Apple Inc. (AAPL) - Get Report shares slipped lower Friday after analysts at Goldman Sachs cut their rating on the world's biggest tech company, and lowered its price target, citing a near-term coronavirus demand hit and a shallower 2021 recovery.
Goldman analyst Rod Hall lowered his Apple rating to "sell", from "neutral", citing the impact the global coronavirus pandemic is likely to have on the group's 2021 earnings. Goldman also cut its price target on Apple by $17 to $233 each, and is modeling a 36% decline in second quarter iPhone unit sales.
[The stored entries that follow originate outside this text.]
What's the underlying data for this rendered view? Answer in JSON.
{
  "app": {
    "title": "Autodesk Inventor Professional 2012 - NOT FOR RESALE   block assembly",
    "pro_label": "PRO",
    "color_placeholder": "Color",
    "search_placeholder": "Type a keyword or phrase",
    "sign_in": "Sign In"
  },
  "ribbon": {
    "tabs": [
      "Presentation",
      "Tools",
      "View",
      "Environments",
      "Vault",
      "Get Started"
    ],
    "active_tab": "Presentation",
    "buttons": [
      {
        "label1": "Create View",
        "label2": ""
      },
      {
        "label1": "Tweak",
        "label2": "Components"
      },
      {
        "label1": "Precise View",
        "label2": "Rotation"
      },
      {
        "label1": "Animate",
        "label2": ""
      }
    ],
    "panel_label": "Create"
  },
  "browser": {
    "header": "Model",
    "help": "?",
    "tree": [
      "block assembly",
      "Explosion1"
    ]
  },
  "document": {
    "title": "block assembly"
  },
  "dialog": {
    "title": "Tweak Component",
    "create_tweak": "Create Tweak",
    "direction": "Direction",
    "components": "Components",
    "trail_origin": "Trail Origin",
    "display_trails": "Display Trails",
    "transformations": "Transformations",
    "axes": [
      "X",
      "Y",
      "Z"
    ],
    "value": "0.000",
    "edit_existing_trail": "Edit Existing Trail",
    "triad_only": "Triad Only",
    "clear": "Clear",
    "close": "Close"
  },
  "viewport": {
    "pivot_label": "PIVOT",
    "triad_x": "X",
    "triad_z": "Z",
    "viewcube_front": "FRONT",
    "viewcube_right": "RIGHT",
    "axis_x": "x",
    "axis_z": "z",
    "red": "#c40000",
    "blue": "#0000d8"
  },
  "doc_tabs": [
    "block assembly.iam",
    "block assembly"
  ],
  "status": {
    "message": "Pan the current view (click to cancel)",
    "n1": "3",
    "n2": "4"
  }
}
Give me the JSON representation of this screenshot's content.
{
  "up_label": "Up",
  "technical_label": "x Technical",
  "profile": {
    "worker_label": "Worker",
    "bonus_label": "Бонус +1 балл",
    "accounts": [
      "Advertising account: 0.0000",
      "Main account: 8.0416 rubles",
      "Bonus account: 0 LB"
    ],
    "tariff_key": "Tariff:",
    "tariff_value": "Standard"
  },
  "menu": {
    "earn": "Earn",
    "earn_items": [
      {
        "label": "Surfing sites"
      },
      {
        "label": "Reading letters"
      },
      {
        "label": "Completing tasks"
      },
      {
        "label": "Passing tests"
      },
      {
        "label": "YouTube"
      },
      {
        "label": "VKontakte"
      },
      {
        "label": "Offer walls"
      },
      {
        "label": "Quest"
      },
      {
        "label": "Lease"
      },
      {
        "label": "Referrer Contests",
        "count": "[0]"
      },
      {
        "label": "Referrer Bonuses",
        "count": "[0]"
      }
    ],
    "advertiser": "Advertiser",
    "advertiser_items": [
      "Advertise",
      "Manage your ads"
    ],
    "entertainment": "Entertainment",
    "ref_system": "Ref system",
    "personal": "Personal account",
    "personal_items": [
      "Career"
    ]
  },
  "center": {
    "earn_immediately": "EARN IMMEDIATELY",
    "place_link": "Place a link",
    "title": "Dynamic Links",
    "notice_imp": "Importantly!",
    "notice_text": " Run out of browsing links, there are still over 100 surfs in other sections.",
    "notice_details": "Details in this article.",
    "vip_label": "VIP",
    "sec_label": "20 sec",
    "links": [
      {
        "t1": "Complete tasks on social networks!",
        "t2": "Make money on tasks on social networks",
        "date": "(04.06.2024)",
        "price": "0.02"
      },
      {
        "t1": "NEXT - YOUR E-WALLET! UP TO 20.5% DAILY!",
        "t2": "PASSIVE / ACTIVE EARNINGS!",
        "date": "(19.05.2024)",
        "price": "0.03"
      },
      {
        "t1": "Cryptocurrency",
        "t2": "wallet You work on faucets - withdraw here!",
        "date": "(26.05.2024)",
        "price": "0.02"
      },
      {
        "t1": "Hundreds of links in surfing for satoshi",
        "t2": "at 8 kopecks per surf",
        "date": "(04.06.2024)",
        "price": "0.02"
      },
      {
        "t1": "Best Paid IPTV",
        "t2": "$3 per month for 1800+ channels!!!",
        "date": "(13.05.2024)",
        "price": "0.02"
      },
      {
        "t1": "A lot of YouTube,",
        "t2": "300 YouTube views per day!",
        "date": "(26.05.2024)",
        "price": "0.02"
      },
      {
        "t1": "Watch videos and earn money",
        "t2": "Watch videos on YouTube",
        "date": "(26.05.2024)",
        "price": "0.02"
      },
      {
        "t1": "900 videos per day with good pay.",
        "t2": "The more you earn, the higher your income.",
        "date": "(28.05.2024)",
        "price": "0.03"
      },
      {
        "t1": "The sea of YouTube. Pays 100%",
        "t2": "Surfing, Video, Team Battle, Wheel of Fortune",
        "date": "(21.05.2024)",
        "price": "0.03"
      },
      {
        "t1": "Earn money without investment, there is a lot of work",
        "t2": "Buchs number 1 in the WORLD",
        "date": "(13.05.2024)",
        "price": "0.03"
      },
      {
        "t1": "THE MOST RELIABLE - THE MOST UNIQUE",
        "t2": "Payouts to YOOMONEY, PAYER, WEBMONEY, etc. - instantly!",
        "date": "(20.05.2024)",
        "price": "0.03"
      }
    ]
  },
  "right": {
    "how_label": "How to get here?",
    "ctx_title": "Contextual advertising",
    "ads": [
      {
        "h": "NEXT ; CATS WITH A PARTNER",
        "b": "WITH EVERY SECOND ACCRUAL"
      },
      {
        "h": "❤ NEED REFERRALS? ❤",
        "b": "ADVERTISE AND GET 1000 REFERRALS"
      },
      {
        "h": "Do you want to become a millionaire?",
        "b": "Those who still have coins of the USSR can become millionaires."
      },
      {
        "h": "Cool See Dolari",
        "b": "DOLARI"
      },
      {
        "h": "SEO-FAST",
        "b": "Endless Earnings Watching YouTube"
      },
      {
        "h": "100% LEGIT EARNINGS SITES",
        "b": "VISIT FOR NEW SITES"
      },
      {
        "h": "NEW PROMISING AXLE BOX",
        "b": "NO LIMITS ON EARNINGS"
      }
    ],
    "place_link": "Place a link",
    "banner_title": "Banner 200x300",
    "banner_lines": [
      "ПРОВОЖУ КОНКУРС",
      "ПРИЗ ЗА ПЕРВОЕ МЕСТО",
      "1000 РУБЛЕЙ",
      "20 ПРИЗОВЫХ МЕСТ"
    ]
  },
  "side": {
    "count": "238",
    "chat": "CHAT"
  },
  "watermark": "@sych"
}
Hall also cautions that average selling price weakness is "likely to linger" over the coming months and services revenues, a key growth component, will stagnate in 2021 as well.
"We are now modeling a deeper reduction in unit demand through mid 2020," Hall told investors in a research note. "We believe that Services growth slows substantially in 2021 (and forecast) a large drop in iPhone unit demand in CQ2 of 36% Y/Y.”
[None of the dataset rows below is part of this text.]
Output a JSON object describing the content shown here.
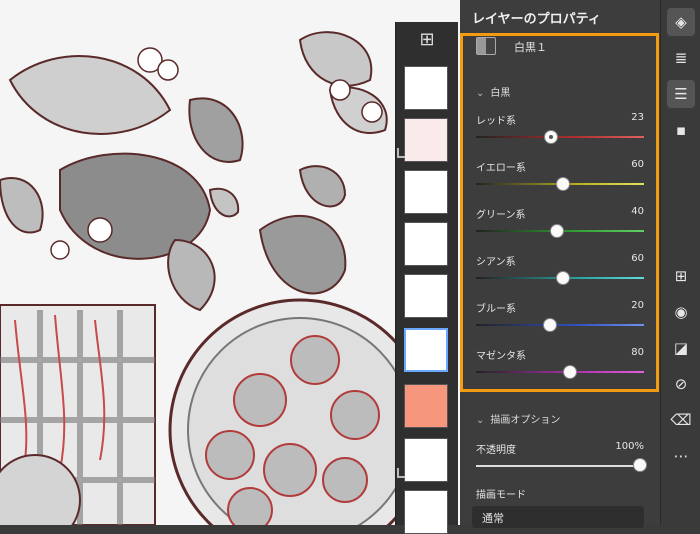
{
  "panel": {
    "title": "レイヤーのプロパティ",
    "layer_name": "白黒１"
  },
  "bw": {
    "section_title": "白黒",
    "sliders": [
      {
        "label": "レッド系",
        "value": 23,
        "gradient": "linear-gradient(90deg,#222,#b03030 60%,#e06060)"
      },
      {
        "label": "イエロー系",
        "value": 60,
        "gradient": "linear-gradient(90deg,#222,#b8b020 60%,#e6e060)"
      },
      {
        "label": "グリーン系",
        "value": 40,
        "gradient": "linear-gradient(90deg,#222,#30a030 60%,#60d060)"
      },
      {
        "label": "シアン系",
        "value": 60,
        "gradient": "linear-gradient(90deg,#222,#2aa0a0 60%,#60dada)"
      },
      {
        "label": "ブルー系",
        "value": 20,
        "gradient": "linear-gradient(90deg,#222,#3050c0 60%,#7090f0)"
      },
      {
        "label": "マゼンタ系",
        "value": 80,
        "gradient": "linear-gradient(90deg,#222,#b030b0 60%,#e060e0)"
      }
    ]
  },
  "options": {
    "section_title": "描画オプション",
    "opacity_label": "不透明度",
    "opacity_value": "100%",
    "blend_label": "描画モード",
    "blend_value": "通常"
  },
  "colors": {
    "highlight": "#f39c12",
    "panel_bg": "#3d3d3d"
  }
}
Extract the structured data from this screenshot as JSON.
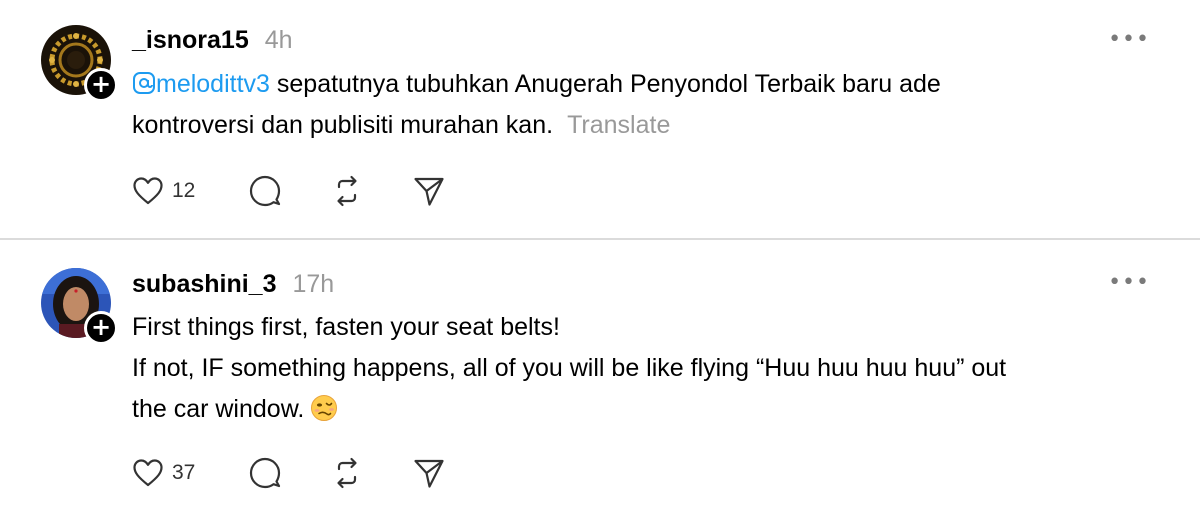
{
  "posts": [
    {
      "username": "_isnora15",
      "time": "4h",
      "mention": "melodittv3",
      "text_line_1": " sepatutnya tubuhkan Anugerah Penyondol Terbaik baru ade",
      "text_line_2": "kontroversi dan publisiti murahan kan.",
      "translate_label": "Translate",
      "likes": "12",
      "follow_symbol": "+",
      "more_label": "•••"
    },
    {
      "username": "subashini_3",
      "time": "17h",
      "text_line_1": "First things first, fasten your seat belts!",
      "text_line_2": "If not, IF something happens, all of you will be like flying “Huu huu huu huu” out",
      "text_line_3": "the car window.",
      "likes": "37",
      "follow_symbol": "+",
      "more_label": "•••"
    }
  ],
  "icons": {
    "like": "heart-icon",
    "comment": "comment-icon",
    "repost": "repost-icon",
    "share": "send-icon",
    "mention": "at-icon",
    "emoji": "woozy-face-emoji"
  },
  "colors": {
    "mention": "#1d9bf0",
    "muted": "#999999",
    "divider": "#dbdbdb"
  }
}
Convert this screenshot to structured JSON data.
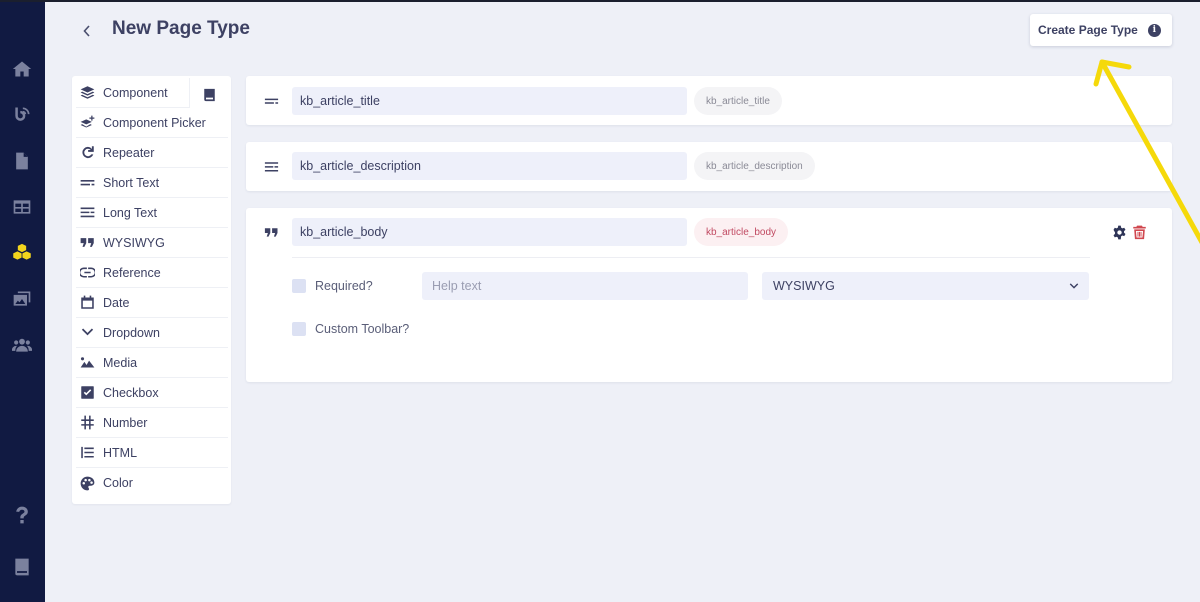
{
  "sidebar": {
    "items": [
      {
        "icon": "home-icon",
        "active": false
      },
      {
        "icon": "blog-feed-icon",
        "active": false
      },
      {
        "icon": "page-icon",
        "active": false
      },
      {
        "icon": "table-grid-icon",
        "active": false
      },
      {
        "icon": "components-cubes-icon",
        "active": true
      },
      {
        "icon": "media-library-icon",
        "active": false
      },
      {
        "icon": "users-icon",
        "active": false
      },
      {
        "icon": "help-icon",
        "active": false
      },
      {
        "icon": "docs-book-icon",
        "active": false
      }
    ],
    "accent": "#f3d51d"
  },
  "header": {
    "back_icon": "chevron-left-icon",
    "title": "New Page Type",
    "create_button": "Create Page Type",
    "info_glyph": "i"
  },
  "palette": {
    "items": [
      {
        "label": "Component",
        "icon": "layers-icon"
      },
      {
        "label": "Component Picker",
        "icon": "layers-plus-icon"
      },
      {
        "label": "Repeater",
        "icon": "redo-icon"
      },
      {
        "label": "Short Text",
        "icon": "short-text-icon"
      },
      {
        "label": "Long Text",
        "icon": "long-text-icon"
      },
      {
        "label": "WYSIWYG",
        "icon": "quote-icon"
      },
      {
        "label": "Reference",
        "icon": "link-icon"
      },
      {
        "label": "Date",
        "icon": "calendar-icon"
      },
      {
        "label": "Dropdown",
        "icon": "chevron-down-icon"
      },
      {
        "label": "Media",
        "icon": "image-icon"
      },
      {
        "label": "Checkbox",
        "icon": "checkbox-icon"
      },
      {
        "label": "Number",
        "icon": "hashtag-icon"
      },
      {
        "label": "HTML",
        "icon": "list-icon"
      },
      {
        "label": "Color",
        "icon": "palette-icon"
      }
    ],
    "docs_icon": "book-icon"
  },
  "fields": [
    {
      "type": "Short Text",
      "icon": "short-text-icon",
      "name": "kb_article_title",
      "slug": "kb_article_title"
    },
    {
      "type": "Long Text",
      "icon": "long-text-icon",
      "name": "kb_article_description",
      "slug": "kb_article_description"
    },
    {
      "type": "WYSIWYG",
      "icon": "quote-icon",
      "name": "kb_article_body",
      "slug": "kb_article_body",
      "expanded": {
        "required_label": "Required?",
        "required_checked": false,
        "help_text_value": "",
        "help_text_placeholder": "Help text",
        "editor_select": "WYSIWYG",
        "custom_toolbar_label": "Custom Toolbar?",
        "custom_toolbar_checked": false
      }
    }
  ],
  "colors": {
    "sidebar_bg": "#111a42",
    "text_primary": "#3d4163",
    "danger": "#d0474f",
    "annotation_arrow": "#f5d90a"
  }
}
Apple shares were marked 1.9% lower in early afternoon trading Friday, against a 3.15% gain for the Dow Jones Industrial Average, to change hands at $281.15 each.
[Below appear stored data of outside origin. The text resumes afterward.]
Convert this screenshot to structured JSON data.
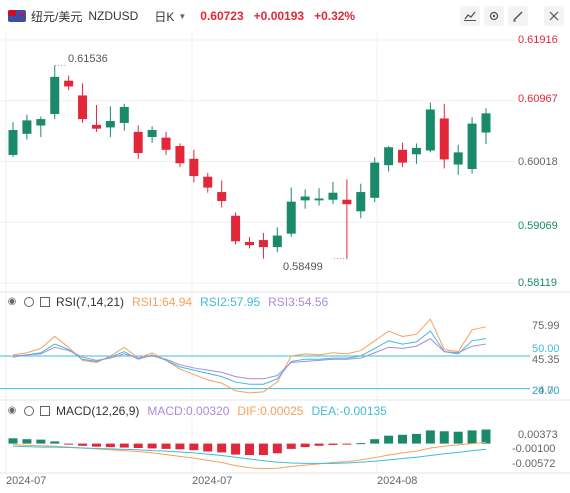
{
  "header": {
    "pair_label": "纽元/美元",
    "symbol": "NZDUSD",
    "period": "日K",
    "price": "0.60723",
    "change": "+0.00193",
    "change_pct": "+0.32%"
  },
  "toolbar": {
    "icons": [
      "line-chart-icon",
      "settings-icon",
      "draw-icon",
      "fullscreen-icon"
    ]
  },
  "colors": {
    "up": "#1a8a6b",
    "down": "#e0283a",
    "rsi1": "#f5a25d",
    "rsi2": "#3fbcd8",
    "rsi3": "#a98bdc",
    "macd": "#a98bdc",
    "dif": "#f5a25d",
    "dea": "#3fbcd8"
  },
  "main_panel": {
    "y_ticks": [
      "0.61916",
      "0.60967",
      "0.60018",
      "0.59069",
      "0.58119"
    ],
    "max_label": "0.61536",
    "min_label": "0.58499"
  },
  "rsi_panel": {
    "name": "RSI(7,14,21)",
    "rsi1": "RSI1:64.94",
    "rsi2": "RSI2:57.95",
    "rsi3": "RSI3:54.56",
    "y_ticks": [
      "75.99",
      "50.00",
      "45.35",
      "24.70",
      "20.00"
    ]
  },
  "macd_panel": {
    "name": "MACD(12,26,9)",
    "macd": "MACD:0.00320",
    "dif": "DIF:0.00025",
    "dea": "DEA:-0.00135",
    "y_ticks": [
      "0.00373",
      "-0.00100",
      "-0.00572"
    ]
  },
  "x_axis": [
    "2024-07",
    "2024-07",
    "2024-08"
  ],
  "chart_data": {
    "type": "candlestick",
    "ylim": [
      0.58119,
      0.61916
    ],
    "candles": [
      {
        "o": 0.6012,
        "h": 0.6063,
        "l": 0.6009,
        "c": 0.6051
      },
      {
        "o": 0.6045,
        "h": 0.6075,
        "l": 0.6036,
        "c": 0.6066
      },
      {
        "o": 0.6058,
        "h": 0.6072,
        "l": 0.604,
        "c": 0.6068
      },
      {
        "o": 0.6076,
        "h": 0.6152,
        "l": 0.6068,
        "c": 0.6134
      },
      {
        "o": 0.6128,
        "h": 0.6136,
        "l": 0.6113,
        "c": 0.6119
      },
      {
        "o": 0.6105,
        "h": 0.6124,
        "l": 0.6062,
        "c": 0.6068
      },
      {
        "o": 0.6059,
        "h": 0.609,
        "l": 0.6048,
        "c": 0.6053
      },
      {
        "o": 0.6055,
        "h": 0.6088,
        "l": 0.604,
        "c": 0.6065
      },
      {
        "o": 0.6062,
        "h": 0.6092,
        "l": 0.605,
        "c": 0.6087
      },
      {
        "o": 0.6048,
        "h": 0.6058,
        "l": 0.6006,
        "c": 0.6015
      },
      {
        "o": 0.604,
        "h": 0.6057,
        "l": 0.6031,
        "c": 0.6051
      },
      {
        "o": 0.6039,
        "h": 0.6048,
        "l": 0.6012,
        "c": 0.602
      },
      {
        "o": 0.6026,
        "h": 0.603,
        "l": 0.5993,
        "c": 0.5999
      },
      {
        "o": 0.6006,
        "h": 0.602,
        "l": 0.5969,
        "c": 0.5979
      },
      {
        "o": 0.5978,
        "h": 0.5984,
        "l": 0.5953,
        "c": 0.5961
      },
      {
        "o": 0.5954,
        "h": 0.5972,
        "l": 0.593,
        "c": 0.594
      },
      {
        "o": 0.5917,
        "h": 0.5922,
        "l": 0.5872,
        "c": 0.5877
      },
      {
        "o": 0.5876,
        "h": 0.5884,
        "l": 0.5866,
        "c": 0.5871
      },
      {
        "o": 0.5879,
        "h": 0.589,
        "l": 0.585,
        "c": 0.5868
      },
      {
        "o": 0.5868,
        "h": 0.5899,
        "l": 0.586,
        "c": 0.5886
      },
      {
        "o": 0.5889,
        "h": 0.5961,
        "l": 0.5884,
        "c": 0.5939
      },
      {
        "o": 0.5941,
        "h": 0.5958,
        "l": 0.5928,
        "c": 0.5947
      },
      {
        "o": 0.5941,
        "h": 0.596,
        "l": 0.5933,
        "c": 0.5944
      },
      {
        "o": 0.5942,
        "h": 0.597,
        "l": 0.5935,
        "c": 0.5953
      },
      {
        "o": 0.5942,
        "h": 0.5974,
        "l": 0.585,
        "c": 0.5935
      },
      {
        "o": 0.5924,
        "h": 0.5967,
        "l": 0.5913,
        "c": 0.5954
      },
      {
        "o": 0.5945,
        "h": 0.6008,
        "l": 0.5938,
        "c": 0.6
      },
      {
        "o": 0.5996,
        "h": 0.6026,
        "l": 0.5986,
        "c": 0.6024
      },
      {
        "o": 0.602,
        "h": 0.6031,
        "l": 0.5993,
        "c": 0.6
      },
      {
        "o": 0.6013,
        "h": 0.603,
        "l": 0.5998,
        "c": 0.6023
      },
      {
        "o": 0.6019,
        "h": 0.6094,
        "l": 0.6016,
        "c": 0.6083
      },
      {
        "o": 0.6069,
        "h": 0.6092,
        "l": 0.5991,
        "c": 0.6005
      },
      {
        "o": 0.5997,
        "h": 0.6028,
        "l": 0.5981,
        "c": 0.6016
      },
      {
        "o": 0.599,
        "h": 0.6071,
        "l": 0.5983,
        "c": 0.6061
      },
      {
        "o": 0.6047,
        "h": 0.6085,
        "l": 0.6029,
        "c": 0.6077
      }
    ],
    "rsi1": [
      51,
      53,
      57,
      68,
      58,
      46,
      44,
      50,
      58,
      48,
      53,
      46,
      38,
      33,
      28,
      25,
      18,
      16,
      17,
      26,
      50,
      52,
      51,
      53,
      52,
      55,
      64,
      73,
      68,
      70,
      84,
      56,
      54,
      74,
      77
    ],
    "rsi2": [
      49,
      51,
      53,
      61,
      56,
      47,
      45,
      49,
      54,
      47,
      51,
      46,
      40,
      37,
      34,
      31,
      26,
      24,
      24,
      29,
      45,
      47,
      47,
      48,
      48,
      50,
      57,
      64,
      61,
      63,
      73,
      54,
      52,
      64,
      66
    ],
    "rsi3": [
      50,
      51,
      52,
      58,
      55,
      49,
      46,
      48,
      52,
      48,
      50,
      47,
      42,
      39,
      37,
      35,
      31,
      29,
      29,
      32,
      44,
      45,
      46,
      47,
      47,
      48,
      53,
      58,
      57,
      59,
      66,
      54,
      53,
      59,
      61
    ],
    "macd_hist": [
      0.0012,
      0.001,
      0.0009,
      0.0005,
      -0.0002,
      -0.0005,
      -0.0007,
      -0.0008,
      -0.0009,
      -0.001,
      -0.0011,
      -0.0012,
      -0.0013,
      -0.0015,
      -0.0018,
      -0.002,
      -0.0025,
      -0.0026,
      -0.0026,
      -0.0022,
      -0.0012,
      -0.0008,
      -0.0005,
      -0.0003,
      -0.0002,
      0.0001,
      0.001,
      0.0018,
      0.002,
      0.0022,
      0.003,
      0.0028,
      0.0027,
      0.003,
      0.0032
    ],
    "dif": [
      -0.0002,
      -0.0004,
      -0.0005,
      -0.0006,
      -0.0008,
      -0.001,
      -0.0012,
      -0.0014,
      -0.0016,
      -0.0018,
      -0.0021,
      -0.0025,
      -0.0029,
      -0.0033,
      -0.0038,
      -0.0043,
      -0.005,
      -0.0055,
      -0.0057,
      -0.0056,
      -0.0052,
      -0.0049,
      -0.0046,
      -0.0043,
      -0.0041,
      -0.0037,
      -0.0032,
      -0.0026,
      -0.0021,
      -0.0017,
      -0.001,
      -0.0006,
      -0.0003,
      0.0,
      0.0003
    ],
    "dea": [
      -0.0006,
      -0.0007,
      -0.0008,
      -0.0008,
      -0.0009,
      -0.001,
      -0.0011,
      -0.0012,
      -0.0013,
      -0.0014,
      -0.0016,
      -0.0017,
      -0.0019,
      -0.0021,
      -0.0024,
      -0.0027,
      -0.0031,
      -0.0035,
      -0.0039,
      -0.0042,
      -0.0044,
      -0.0045,
      -0.0045,
      -0.0045,
      -0.0044,
      -0.0042,
      -0.004,
      -0.0037,
      -0.0034,
      -0.0031,
      -0.0027,
      -0.0023,
      -0.002,
      -0.0016,
      -0.0013
    ]
  }
}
Earlier this week, Apple got a boost after China's government-backed Academy of Information and Communications Technology, known as CAICT, said Apple's March iPhone shipments rose to around 2.5 million in March, a five-fold increase from February, as third-party retailers came back online following coronavirus-led shutdowns in the world's biggest smartphone market.
Apple is expected to ship around 197 million iPhones this year, according to Street estimates, and is reportedly planning to launch a 5G version of the handset later in the fall, leading to an acceleration in sales for 2021. On Thursday, Apple announced that it would soon be shipping a lower-cost iPhone SE starting at $399.
Apple was one of the first blue-chip companies to highlight the potential impact of the coronavirus pandemic when it scrapped its second-quarter revenue guidance in February and noted that iPhone shortages would affect the tech giant's near-term sales.
Apple had said on January 29 that it expected revenue in the range of $63 billion to $67 billion. It was firmly ahead of the Wall Street consensus of $62.4 billion, but is also a much wider range than the company typically provides.
Apple said at the time that all of its stores in China, as well as many of its partners' stores, were closed amid the outbreak, which was first identified in the central industrial city of Wuhan. Those that were eventually re-opened, Apple said, "are open have been operating at reduced hours and with very low customer traffic."